Conn and the Glass Gypsies have wild imaginations. Their songs go all over the place, musically and lyrically. It’s not uncommon for a tune to contain elements of doo-wop, old skool funk, ambient electronic music, nu-metal power chords, classic pop-rock hooks, and spaced-out fusion jazz within a melodramatic, glam rock framework. The band is a kind of Frankenstein’s monster, made up of diverse parts that seem unlikely to fit together but function well collectively for just that very reason. Conn has them play off each other’s differences to full effect, augmenting his manic liveliness. While Conn directs them to perform in a variety of musical fashions to fit the needs of his songs, certain stylistic elements are especially noteworthy. Lead guitarist Sledd powerfully slashes the steel strings like a hard rock monster. Conn’s life-mate Monica BouBou plays a swooping electric jazz violin as if she were in the Mahavishnu Orchestra circa 1972. Pearly Sweets hits the keyboards lounge-lizard style with slimy, sweet fingerings. Colby Starck never stops hammering the drums with steady, rolling beats complemented by Dallas Cooper’s throbbing bass lines.

Conn frequently sings in a high-pitched voice that makes him sound as if he’s in a constant state of excitement and makes him appear more than a little unbalanced. This fits the bizarre personae who narrate his strange songs. Consider the adolescent fantasy “Angels”, whose teenage protagonist tries hard to get laid at a party but is thwarted by the distraction of a small-town gay kid who has decided to kill himself at the event. The narrator’s frustration comically functions to illustrate the absurdity of the conventional wisdom of assholes who blame homosexuals for the gross sexualization of modern day life — you know, the conservative agenda that chastises gay people for ruining “normal” sex for the rest of us.
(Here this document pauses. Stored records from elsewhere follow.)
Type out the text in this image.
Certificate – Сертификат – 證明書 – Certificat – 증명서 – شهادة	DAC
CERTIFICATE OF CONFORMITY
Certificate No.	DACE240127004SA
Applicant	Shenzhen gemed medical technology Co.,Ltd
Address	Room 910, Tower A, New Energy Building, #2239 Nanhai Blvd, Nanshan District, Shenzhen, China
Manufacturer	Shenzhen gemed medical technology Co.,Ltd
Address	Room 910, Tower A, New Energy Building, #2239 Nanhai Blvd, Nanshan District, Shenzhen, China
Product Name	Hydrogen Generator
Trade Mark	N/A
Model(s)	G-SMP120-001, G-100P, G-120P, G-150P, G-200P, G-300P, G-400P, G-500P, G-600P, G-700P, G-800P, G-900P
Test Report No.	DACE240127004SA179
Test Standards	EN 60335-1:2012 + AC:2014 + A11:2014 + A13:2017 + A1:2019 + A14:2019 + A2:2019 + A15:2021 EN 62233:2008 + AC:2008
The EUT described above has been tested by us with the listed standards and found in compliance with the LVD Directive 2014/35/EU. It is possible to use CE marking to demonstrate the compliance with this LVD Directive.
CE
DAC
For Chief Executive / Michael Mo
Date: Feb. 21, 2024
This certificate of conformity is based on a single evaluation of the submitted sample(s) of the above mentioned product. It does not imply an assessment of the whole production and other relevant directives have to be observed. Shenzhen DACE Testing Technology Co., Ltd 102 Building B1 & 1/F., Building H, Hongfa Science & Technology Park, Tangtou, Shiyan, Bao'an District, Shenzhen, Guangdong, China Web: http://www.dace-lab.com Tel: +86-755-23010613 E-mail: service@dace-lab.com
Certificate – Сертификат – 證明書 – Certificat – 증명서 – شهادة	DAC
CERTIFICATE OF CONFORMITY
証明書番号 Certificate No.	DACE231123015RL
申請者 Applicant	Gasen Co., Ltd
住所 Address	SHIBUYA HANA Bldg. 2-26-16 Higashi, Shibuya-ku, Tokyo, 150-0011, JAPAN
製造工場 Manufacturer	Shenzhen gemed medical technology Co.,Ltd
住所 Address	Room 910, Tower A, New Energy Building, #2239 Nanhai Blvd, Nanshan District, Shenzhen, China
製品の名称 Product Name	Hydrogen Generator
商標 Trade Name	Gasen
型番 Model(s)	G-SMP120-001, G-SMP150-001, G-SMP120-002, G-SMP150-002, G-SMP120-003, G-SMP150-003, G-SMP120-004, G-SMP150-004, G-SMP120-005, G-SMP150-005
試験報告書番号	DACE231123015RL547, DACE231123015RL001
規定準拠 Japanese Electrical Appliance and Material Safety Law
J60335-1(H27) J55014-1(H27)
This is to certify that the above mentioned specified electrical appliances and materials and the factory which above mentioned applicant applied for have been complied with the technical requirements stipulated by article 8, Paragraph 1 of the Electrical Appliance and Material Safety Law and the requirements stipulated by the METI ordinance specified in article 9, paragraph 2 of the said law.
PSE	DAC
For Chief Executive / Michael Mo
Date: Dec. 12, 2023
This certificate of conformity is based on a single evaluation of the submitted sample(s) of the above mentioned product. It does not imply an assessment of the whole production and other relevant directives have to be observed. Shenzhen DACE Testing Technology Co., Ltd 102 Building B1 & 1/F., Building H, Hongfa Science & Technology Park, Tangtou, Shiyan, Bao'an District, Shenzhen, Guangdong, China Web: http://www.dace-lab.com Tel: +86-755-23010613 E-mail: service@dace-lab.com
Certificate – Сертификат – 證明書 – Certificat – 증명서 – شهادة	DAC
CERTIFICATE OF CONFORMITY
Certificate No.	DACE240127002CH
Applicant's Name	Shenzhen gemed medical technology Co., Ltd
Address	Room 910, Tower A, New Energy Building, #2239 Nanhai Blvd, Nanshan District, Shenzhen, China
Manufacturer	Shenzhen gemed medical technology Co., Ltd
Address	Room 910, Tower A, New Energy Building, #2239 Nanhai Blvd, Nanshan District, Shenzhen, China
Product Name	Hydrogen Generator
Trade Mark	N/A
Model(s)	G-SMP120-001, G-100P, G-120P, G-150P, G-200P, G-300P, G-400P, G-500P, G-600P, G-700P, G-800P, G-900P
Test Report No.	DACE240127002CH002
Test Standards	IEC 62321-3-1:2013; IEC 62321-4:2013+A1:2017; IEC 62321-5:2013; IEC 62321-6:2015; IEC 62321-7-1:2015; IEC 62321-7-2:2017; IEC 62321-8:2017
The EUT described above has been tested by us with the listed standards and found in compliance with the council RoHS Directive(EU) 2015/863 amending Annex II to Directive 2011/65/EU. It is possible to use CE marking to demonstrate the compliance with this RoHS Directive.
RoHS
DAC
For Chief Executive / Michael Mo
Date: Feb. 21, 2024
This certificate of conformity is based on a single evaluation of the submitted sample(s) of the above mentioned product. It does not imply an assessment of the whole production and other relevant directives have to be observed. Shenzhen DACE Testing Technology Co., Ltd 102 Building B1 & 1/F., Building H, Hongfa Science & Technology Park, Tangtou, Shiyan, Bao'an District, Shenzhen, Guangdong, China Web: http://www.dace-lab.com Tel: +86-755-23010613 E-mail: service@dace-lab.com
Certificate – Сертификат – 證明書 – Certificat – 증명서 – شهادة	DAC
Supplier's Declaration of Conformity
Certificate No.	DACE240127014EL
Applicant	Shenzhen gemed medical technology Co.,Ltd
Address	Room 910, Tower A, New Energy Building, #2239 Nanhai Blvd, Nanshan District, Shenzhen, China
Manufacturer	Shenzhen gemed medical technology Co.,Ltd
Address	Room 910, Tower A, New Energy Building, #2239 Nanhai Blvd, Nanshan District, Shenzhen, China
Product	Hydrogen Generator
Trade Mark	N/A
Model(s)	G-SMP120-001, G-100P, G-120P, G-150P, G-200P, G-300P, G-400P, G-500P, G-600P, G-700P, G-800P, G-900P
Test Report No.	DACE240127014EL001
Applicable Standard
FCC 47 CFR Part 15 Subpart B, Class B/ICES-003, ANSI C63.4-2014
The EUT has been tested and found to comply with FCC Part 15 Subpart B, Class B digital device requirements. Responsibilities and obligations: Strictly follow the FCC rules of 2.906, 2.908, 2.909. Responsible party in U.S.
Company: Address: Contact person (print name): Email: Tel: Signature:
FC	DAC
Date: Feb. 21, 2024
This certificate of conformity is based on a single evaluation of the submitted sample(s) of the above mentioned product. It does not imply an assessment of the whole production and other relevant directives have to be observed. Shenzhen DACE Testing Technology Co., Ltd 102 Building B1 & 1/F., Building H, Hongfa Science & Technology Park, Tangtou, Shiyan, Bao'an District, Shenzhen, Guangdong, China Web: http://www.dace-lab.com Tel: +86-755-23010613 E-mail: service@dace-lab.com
Other targets include the getting-something-for-nothing American dream in tunes like “Baby Man”, that have the protagonist celebrating the fact that his girlfriend got a job so now he can mooch off her earnings. Or the cynicism of the adage that if one works hard, one will succeed in “Never Get Ahead”, with its chorus of “You’ll never get ahead, / Giving head to the man” sung over BouBou’s chicken-scratchin’ fiddle licks. There are political commentaries, such as “United Nations”, which parodies the right-wing view of that international body; as Conn straightforwardly declares, the “United Nations is Satan”. Conn even knocks those who state the sixties were the worst decade (“Axis ’67 Part 2”) in our national history, or believe our world on the brink of apocalypse (“Rise Up”). The latter contains snatches of both the bugle call “Reveille” and the Jackson Five’s “ABC” on fiddle to humorously comment on the news as a harbinger of the end of the world for true believers in search of signs — recalling the military incursions in Afghanistan and Iraq as well as the Michael Jackson trial.

Live Classics Vol. 1 displays Conn’s wit and anger to full effect by having him put on the mask of entertainer. The Glass Gypsies musically point to his affectations as if he’s a sideshow freak. But what they are both really doing are holding up a fun house to ourselves and revealing the grotesque world in which we live.